Having worked at Google for more than 16 years, Pandu Nayak, vice president of Search and Google Fellow, leads the company's ranking teams. Nayak was earlier an Adjunct Professor in Stanford University’s Computer Science department. In his earlier roles, he was also a research scientist at the NASA Ames Research Center and served as the deputy lead of the Remote Agent project, which was the first Artificial Intelligence (AI) system to be given primary command of a spacecraft.
A B.Tech. in Computer Science and Engineering from IIT-Bombay, and a Ph.D. in Computer Science from Stanford University, Nayak in an interview spoke about how Google is trying to improve search continuously and make it understand different languages and dialects better. He also spoke about how Google is trying to address algorithmic biases and introduce more transparency in search. Edited excerpts:
How is Google Search coping up with the complexity of languages, especially in India?
Google has had a commitment to solving language problems for Indian users for a long time. Its mission is to organize the world's information and make it universally accessible and useful. Search has been at the heart of this mission for a long time for all people around the world, and particularly in India. There are many things that make Search what it is today — the fact that it's fast, available in many language, etc., But at the heart of it, it's a language-understanding problem. You need to understand what the user is saying in the query. You need to understand what the document means. You need to match them together.
But how accurate are Google’s search results today?
Over the years, we've developed many systems for language understanding both in India and around the world. Consider this query: “Is sole good for kids?” I remember a time when Google searches would throw up many results about shoes for kids when faced with this query. Today, if you do this query, you'll see that most of the results are about fish, even though an occasional result about shoes still creeps in. So, we haven't quite nailed it. This query is on the boundary of what we can do.
Language is subtle. Different languages around the world have their own challenges but in India, there are very special challenges and ones that I'm sort of acutely familiar with because I grew up in India. Like a lot of Indians, I was multilingual. This experience is common to most people. And when you speak, you do not limit yourself to one language--you often mix multiple languages. So, there's another challenge there, not to forget (the hundreds of) dialects.
How are your language models like BERT, MUM and LaMDA assisting in this task?

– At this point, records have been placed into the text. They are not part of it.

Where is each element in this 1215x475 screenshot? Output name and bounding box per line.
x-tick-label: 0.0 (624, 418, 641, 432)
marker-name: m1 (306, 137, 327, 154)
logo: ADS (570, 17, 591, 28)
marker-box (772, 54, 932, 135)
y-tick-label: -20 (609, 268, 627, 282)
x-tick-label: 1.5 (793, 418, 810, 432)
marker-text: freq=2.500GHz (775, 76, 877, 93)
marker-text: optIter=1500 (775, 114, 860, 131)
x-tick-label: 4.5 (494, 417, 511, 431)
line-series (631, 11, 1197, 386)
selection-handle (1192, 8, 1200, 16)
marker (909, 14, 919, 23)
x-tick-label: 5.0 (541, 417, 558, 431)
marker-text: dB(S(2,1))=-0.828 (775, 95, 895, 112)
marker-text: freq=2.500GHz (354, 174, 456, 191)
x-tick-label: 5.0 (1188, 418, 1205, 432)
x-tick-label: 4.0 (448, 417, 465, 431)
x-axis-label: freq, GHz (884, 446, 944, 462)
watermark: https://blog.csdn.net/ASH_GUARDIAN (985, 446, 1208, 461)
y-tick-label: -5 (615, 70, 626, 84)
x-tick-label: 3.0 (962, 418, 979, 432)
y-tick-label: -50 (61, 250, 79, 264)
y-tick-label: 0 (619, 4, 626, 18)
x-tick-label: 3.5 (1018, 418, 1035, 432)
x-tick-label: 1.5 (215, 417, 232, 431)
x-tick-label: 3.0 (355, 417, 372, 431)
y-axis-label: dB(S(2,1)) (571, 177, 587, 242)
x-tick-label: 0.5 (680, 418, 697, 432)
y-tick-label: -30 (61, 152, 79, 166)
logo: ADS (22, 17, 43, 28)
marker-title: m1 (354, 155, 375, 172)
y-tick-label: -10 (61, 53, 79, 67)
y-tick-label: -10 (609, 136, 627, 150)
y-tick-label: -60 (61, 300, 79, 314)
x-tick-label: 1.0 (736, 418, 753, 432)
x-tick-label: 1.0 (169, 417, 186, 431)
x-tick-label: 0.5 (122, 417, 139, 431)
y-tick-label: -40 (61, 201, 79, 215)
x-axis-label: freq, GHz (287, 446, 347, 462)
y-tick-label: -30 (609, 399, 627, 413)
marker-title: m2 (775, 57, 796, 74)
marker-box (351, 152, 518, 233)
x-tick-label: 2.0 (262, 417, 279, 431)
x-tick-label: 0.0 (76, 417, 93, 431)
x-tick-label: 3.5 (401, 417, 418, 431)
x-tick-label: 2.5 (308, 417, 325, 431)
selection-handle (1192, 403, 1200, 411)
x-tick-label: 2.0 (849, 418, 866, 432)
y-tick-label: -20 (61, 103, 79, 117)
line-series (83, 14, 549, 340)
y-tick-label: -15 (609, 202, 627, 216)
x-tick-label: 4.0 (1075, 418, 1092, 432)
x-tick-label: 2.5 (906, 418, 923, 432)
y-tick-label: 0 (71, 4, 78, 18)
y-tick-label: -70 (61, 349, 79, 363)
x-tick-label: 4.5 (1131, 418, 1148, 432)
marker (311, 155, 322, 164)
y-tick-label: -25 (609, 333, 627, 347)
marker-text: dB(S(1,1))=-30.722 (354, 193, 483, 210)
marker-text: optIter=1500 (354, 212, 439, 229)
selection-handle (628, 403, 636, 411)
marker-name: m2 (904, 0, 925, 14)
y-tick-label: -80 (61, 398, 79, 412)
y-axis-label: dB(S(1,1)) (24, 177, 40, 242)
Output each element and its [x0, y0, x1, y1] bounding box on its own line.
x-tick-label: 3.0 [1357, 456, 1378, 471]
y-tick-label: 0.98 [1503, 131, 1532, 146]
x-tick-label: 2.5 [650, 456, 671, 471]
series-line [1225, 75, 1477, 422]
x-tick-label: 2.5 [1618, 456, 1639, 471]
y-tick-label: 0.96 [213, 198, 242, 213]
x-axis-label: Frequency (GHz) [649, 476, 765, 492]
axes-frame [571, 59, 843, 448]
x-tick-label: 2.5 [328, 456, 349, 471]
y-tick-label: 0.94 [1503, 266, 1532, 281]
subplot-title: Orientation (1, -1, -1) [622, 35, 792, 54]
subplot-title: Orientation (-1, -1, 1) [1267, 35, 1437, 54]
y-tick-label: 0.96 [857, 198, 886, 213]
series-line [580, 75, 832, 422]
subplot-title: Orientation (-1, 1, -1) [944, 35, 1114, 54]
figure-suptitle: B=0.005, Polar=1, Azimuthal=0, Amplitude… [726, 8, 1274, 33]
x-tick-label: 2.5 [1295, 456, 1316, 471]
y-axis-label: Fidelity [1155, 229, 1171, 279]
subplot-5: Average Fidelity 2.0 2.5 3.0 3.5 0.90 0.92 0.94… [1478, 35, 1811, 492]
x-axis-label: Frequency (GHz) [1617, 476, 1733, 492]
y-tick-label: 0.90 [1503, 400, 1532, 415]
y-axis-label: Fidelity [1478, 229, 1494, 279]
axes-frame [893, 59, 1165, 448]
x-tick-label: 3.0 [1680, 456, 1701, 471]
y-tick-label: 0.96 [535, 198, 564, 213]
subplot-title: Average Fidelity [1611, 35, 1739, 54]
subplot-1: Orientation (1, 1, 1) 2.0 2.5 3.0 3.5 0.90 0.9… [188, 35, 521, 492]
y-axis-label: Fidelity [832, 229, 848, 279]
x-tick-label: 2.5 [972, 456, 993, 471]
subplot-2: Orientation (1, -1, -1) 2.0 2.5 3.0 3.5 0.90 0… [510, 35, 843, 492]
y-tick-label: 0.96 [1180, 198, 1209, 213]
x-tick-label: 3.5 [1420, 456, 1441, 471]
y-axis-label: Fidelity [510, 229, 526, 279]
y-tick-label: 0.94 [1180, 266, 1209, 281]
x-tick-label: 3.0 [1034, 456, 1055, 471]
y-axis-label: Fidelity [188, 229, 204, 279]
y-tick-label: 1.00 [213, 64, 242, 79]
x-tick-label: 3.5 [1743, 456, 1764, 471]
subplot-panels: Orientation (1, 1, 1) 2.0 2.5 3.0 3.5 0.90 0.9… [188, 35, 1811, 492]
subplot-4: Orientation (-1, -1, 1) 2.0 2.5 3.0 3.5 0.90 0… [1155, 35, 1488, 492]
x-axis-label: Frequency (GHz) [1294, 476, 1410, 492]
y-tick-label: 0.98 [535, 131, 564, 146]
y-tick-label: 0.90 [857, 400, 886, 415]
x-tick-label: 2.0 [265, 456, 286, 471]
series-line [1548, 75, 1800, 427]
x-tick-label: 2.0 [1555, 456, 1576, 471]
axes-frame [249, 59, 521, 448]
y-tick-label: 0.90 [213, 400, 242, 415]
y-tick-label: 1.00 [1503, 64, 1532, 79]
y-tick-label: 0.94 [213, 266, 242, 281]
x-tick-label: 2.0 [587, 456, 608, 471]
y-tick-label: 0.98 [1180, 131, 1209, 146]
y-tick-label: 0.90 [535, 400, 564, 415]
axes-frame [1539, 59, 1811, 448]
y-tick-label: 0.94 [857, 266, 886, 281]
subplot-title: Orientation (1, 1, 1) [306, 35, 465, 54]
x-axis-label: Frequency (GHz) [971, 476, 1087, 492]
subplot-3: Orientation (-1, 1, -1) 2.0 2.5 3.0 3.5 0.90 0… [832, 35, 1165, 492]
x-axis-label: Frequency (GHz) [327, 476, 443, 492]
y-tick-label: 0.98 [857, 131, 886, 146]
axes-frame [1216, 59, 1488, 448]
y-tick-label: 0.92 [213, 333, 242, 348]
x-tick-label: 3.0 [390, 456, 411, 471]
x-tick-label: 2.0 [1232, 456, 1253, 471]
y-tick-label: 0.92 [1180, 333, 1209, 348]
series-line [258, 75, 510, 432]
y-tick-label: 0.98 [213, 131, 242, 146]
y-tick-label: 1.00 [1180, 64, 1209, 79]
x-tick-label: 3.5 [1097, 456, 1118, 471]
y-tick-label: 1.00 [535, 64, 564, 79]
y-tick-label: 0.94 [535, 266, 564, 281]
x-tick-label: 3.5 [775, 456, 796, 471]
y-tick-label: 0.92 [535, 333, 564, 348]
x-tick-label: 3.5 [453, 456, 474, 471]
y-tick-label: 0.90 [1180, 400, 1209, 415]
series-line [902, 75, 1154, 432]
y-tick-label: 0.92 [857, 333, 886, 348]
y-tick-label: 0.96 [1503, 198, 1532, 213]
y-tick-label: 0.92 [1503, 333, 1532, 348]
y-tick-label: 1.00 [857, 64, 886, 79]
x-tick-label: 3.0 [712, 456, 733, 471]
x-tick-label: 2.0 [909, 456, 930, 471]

BERT (Bidirectional Encoder Representations from Transformers) led to one of the largest improvements over the last five years in our ability to understand language and improve Search. (BERT models consider the full context of a word by looking at the words that come before and after it). More recently, we announced a new model called MUM, which stands for Multitask Unified Model. It’s a large model trained on 75 different languages all at one time. The advantage of training it on all these languages simultaneously is that it allows us to generalize from languages. And, by being able to train these languages all at one time, we get to share a sort of underlying structure to generalize these languages with less data.
The other cool thing about MUM is that it is multimodal, which means it can handle both text and images for now, and in the future, videos and audio. LaMDA is a model that was designed with conversation in mind, and it's developed by our research team. It's still a research prototype but an exciting one.
What Search innovations are you introducing for India?
When you issued a query in, let's say Hindi, you would often get results in English. That’s because there isn't as much information on the web in Hindi. So, we take English language content from a set of sites and translate it into Hindi. Now the results are automatically translated into Hindi (or other Indian languages), which makes that English language content accessible to users in their own language.
But even if you get the results in Hindi, there are some users for whom literacy is a bigger challenge. They're more comfortable with the spoken word. So, we have a link on the page that says: “Ise suno” (listen to this). Thus, you can hear the answer. This text to speech is again one of those things that is powered by machine learning. It makes this kind of content even more accessible.
These are just two examples of our sort of longstanding commitment to continue to improve search in India and improve language understanding in these areas.
You have argued that too much transparency of search algorithms can be counterproductive by giving, for instance, spammers more tools to mess around with these algorithms. How do you balance this view with that the equally compelling need for explainable AI, or the need to be transparent about how unsupervised algorithms arrive at decisions?
Let me address the transparency part. A key part of what we do in Search is evaluation, and we put together what we call ‘rater guidelines’. This 170-page document tells raters what Great Search is, which can be sort of distilled down into one sentence -- returning relevant results from reliable, high quality sources whenever possible. This is a public document. Further, the bulk of the search results are not personalized. They are localized to a particular location you are in to provide you with relevant information. For instance, if you’re searching for a South Indian restaurant in Delhi, you do not want to see a list of restaurants in Bangalore or Chennai. Search results are unlike a social feed, which is intrinsically personalized. They are public. So that's another element of transparency.
The point about algorithmic transparency is that it leads to bad outcomes that spammers can start using it to manipulate search results. And when that happens, users don't win because now you'll start getting spam. We go to great pains to protect search results from spammers.
Explainability, too, is sort of a central tenet for Google Search since it was founded. We can't improve our search engine if our engineers don't understand what is happening when they see a flaw in the system. They need to be able to figure out why it happened so that they can develop the next generation of algorithms that addresses the underlying cause. Machine learning systems that we talked about with BERT and others, of course, are less explainable than the systems we used to have, but they're very powerful. We still have a lot of control over our system and the ability to improve it, even as we benefit from powerful new technologies.
What is your sense of where is AI moving, from, for the good of society and what are the kind of balances that we could look at?
I think Search provides a very fundamental benefit to society. And we've been able to harness technology to improve Search. Having said that, technology can be used and be misused. This technology (Search) also raises some challenges around things like bias. You must ensure that you test your systems adequately to try and mitigate these areas of bias. This is a, a big area of emphasis for us.